Florida State University, Department of Statistics, FL, USA.
Neuroimage. 2011 Apr 15;55(4):1519-27. doi: 10.1016/j.neuroimage.2010.12.028. Epub 2010 Dec 15.
The goals of this paper are to review the most popular methods of predictor selection in regression models, to explain why some fail when the number P of explanatory variables exceeds the number N of participants, and to discuss alternative statistical methods that can be employed in this case. We focus on penalized least squares methods in regression models, and discuss in detail two such methods that are well established in the statistical literature, the LASSO and Elastic Net. We introduce bootstrap enhancements of these methods, the BE-LASSO and BE-Enet, that allow the user to attach a measure of uncertainty to each variable selected. Our work is motivated by a multimodal neuroimaging dataset that consists of morphometric measures (volumes at several anatomical regions of interest), white matter integrity measures from diffusion weighted data (fractional anisotropy, mean diffusivity, axial diffusivity and radial diffusivity) and clinical and demographic variables (age, education, alcohol and drug history). In this dataset, the number P of explanatory variables exceeds the number N of participants. We use the BE-LASSO and BE-Enet to provide the first statistical analysis that allows the assessment of neurocognitive performance from high dimensional neuroimaging and clinical predictors, including their interactions. The major novelty of this analysis is that biomarker selection and dimension reduction are accomplished with a view towards obtaining good predictions for the outcome of interest (i.e., the neurocognitive indices), unlike principal component analysis that are performed only on the predictors' space independently of the outcome of interest.

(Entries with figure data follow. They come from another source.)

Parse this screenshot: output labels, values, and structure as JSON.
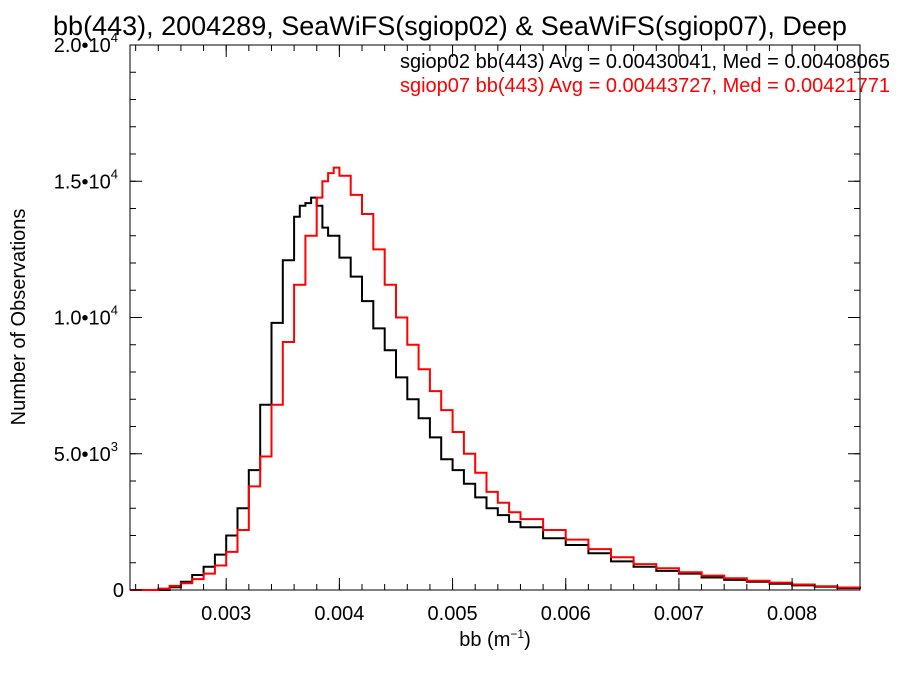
{
  "chart_data": {
    "type": "line",
    "title": "bb(443), 2004289, SeaWiFS(sgiop02) & SeaWiFS(sgiop07), Deep",
    "xlabel": "bb (m",
    "xlabel_sup": "−1",
    "xlabel_end": ")",
    "ylabel": "Number of Observations",
    "xlim": [
      0.00215,
      0.0086
    ],
    "ylim": [
      0,
      20000
    ],
    "x_ticks": [
      {
        "value": 0.003,
        "label": "0.003"
      },
      {
        "value": 0.004,
        "label": "0.004"
      },
      {
        "value": 0.005,
        "label": "0.005"
      },
      {
        "value": 0.006,
        "label": "0.006"
      },
      {
        "value": 0.007,
        "label": "0.007"
      },
      {
        "value": 0.008,
        "label": "0.008"
      }
    ],
    "y_ticks": [
      {
        "value": 0,
        "mant": "0",
        "exp": ""
      },
      {
        "value": 5000,
        "mant": "5.0•10",
        "exp": "3"
      },
      {
        "value": 10000,
        "mant": "1.0•10",
        "exp": "4"
      },
      {
        "value": 15000,
        "mant": "1.5•10",
        "exp": "4"
      },
      {
        "value": 20000,
        "mant": "2.0•10",
        "exp": "4"
      }
    ],
    "grid": false,
    "legend_position": "top-right",
    "legend": [
      {
        "text": "sgiop02 bb(443) Avg = 0.00430041, Med = 0.00408065",
        "color": "#000000"
      },
      {
        "text": "sgiop07 bb(443) Avg = 0.00443727, Med = 0.00421771",
        "color": "#ff0000"
      }
    ],
    "series": [
      {
        "color": "#000000",
        "x": [
          0.00215,
          0.0023,
          0.0025,
          0.0026,
          0.0027,
          0.0028,
          0.0029,
          0.003,
          0.0031,
          0.0032,
          0.0033,
          0.0034,
          0.0035,
          0.0036,
          0.00365,
          0.0037,
          0.00375,
          0.0038,
          0.00385,
          0.0039,
          0.004,
          0.0041,
          0.0042,
          0.0043,
          0.0044,
          0.0045,
          0.0046,
          0.0047,
          0.0048,
          0.0049,
          0.005,
          0.0051,
          0.0052,
          0.0053,
          0.0054,
          0.0055,
          0.0056,
          0.0058,
          0.006,
          0.0062,
          0.0064,
          0.0066,
          0.0068,
          0.007,
          0.0072,
          0.0074,
          0.0076,
          0.0078,
          0.008,
          0.0082,
          0.0084,
          0.0086
        ],
        "y": [
          0,
          0,
          100,
          300,
          550,
          850,
          1300,
          2000,
          3000,
          4400,
          6800,
          9800,
          12100,
          13700,
          14100,
          14200,
          14400,
          14100,
          13300,
          13000,
          12200,
          11500,
          10600,
          9600,
          8800,
          7800,
          7000,
          6300,
          5600,
          4800,
          4400,
          3900,
          3400,
          3000,
          2750,
          2500,
          2300,
          1900,
          1650,
          1350,
          1050,
          850,
          700,
          600,
          460,
          370,
          300,
          230,
          170,
          120,
          70,
          40
        ]
      },
      {
        "color": "#ff0000",
        "x": [
          0.00215,
          0.0023,
          0.0024,
          0.0025,
          0.0026,
          0.0027,
          0.0028,
          0.0029,
          0.003,
          0.0031,
          0.0032,
          0.0033,
          0.0034,
          0.0035,
          0.0036,
          0.0037,
          0.0038,
          0.00385,
          0.0039,
          0.00395,
          0.004,
          0.0041,
          0.0042,
          0.0043,
          0.0044,
          0.0045,
          0.0046,
          0.0047,
          0.0048,
          0.0049,
          0.005,
          0.0051,
          0.0052,
          0.0053,
          0.0054,
          0.0055,
          0.0056,
          0.0058,
          0.006,
          0.0062,
          0.0064,
          0.0066,
          0.0068,
          0.007,
          0.0072,
          0.0074,
          0.0076,
          0.0078,
          0.008,
          0.0082,
          0.0084,
          0.0086
        ],
        "y": [
          0,
          0,
          50,
          150,
          250,
          400,
          600,
          900,
          1400,
          2200,
          3800,
          4900,
          6800,
          9100,
          11200,
          13000,
          14400,
          15000,
          15300,
          15500,
          15200,
          14500,
          13800,
          12500,
          11200,
          10000,
          9000,
          8100,
          7300,
          6600,
          5800,
          5000,
          4300,
          3600,
          3200,
          2850,
          2600,
          2200,
          1850,
          1500,
          1200,
          950,
          800,
          650,
          530,
          430,
          340,
          270,
          200,
          140,
          90,
          50
        ]
      }
    ]
  }
}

本文的目的是回顾回归模型中最流行的预测因子选择方法,解释为什么当解释变量的数量 P 超过参与者的数量 N 时,有些方法会失败,并讨论在这种情况下可以采用的替代统计方法。我们专注于回归模型中的惩罚最小二乘法方法,并详细讨论了两种在统计文献中得到很好确立的方法,即 LASSO 和弹性网络。我们引入了这些方法的引导增强版,即 BE-LASSO 和 BE-Enet,它们允许用户为每个选中的变量附加不确定性度量。我们的工作是由一个多模态神经影像学数据集驱动的,该数据集由形态计量学指标(几个感兴趣的解剖区域的体积)、来自扩散加权数据的白质完整性指标(各向异性分数、平均扩散率、轴向扩散率和径向扩散率)以及临床和人口统计学变量(年龄、教育、酒精和药物史)组成。在这个数据集中,解释变量的数量 P 超过了参与者的数量 N。我们使用 BE-LASSO 和 BE-Enet 进行了首次统计分析,该分析允许从高维神经影像学和临床预测因子中评估神经认知性能,包括它们的相互作用。该分析的主要新颖之处在于,生物标志物选择和降维是为了获得对感兴趣的结果(即神经认知指数)的良好预测,而不像主成分分析那样仅在不考虑感兴趣的结果的情况下在预测因子空间上进行。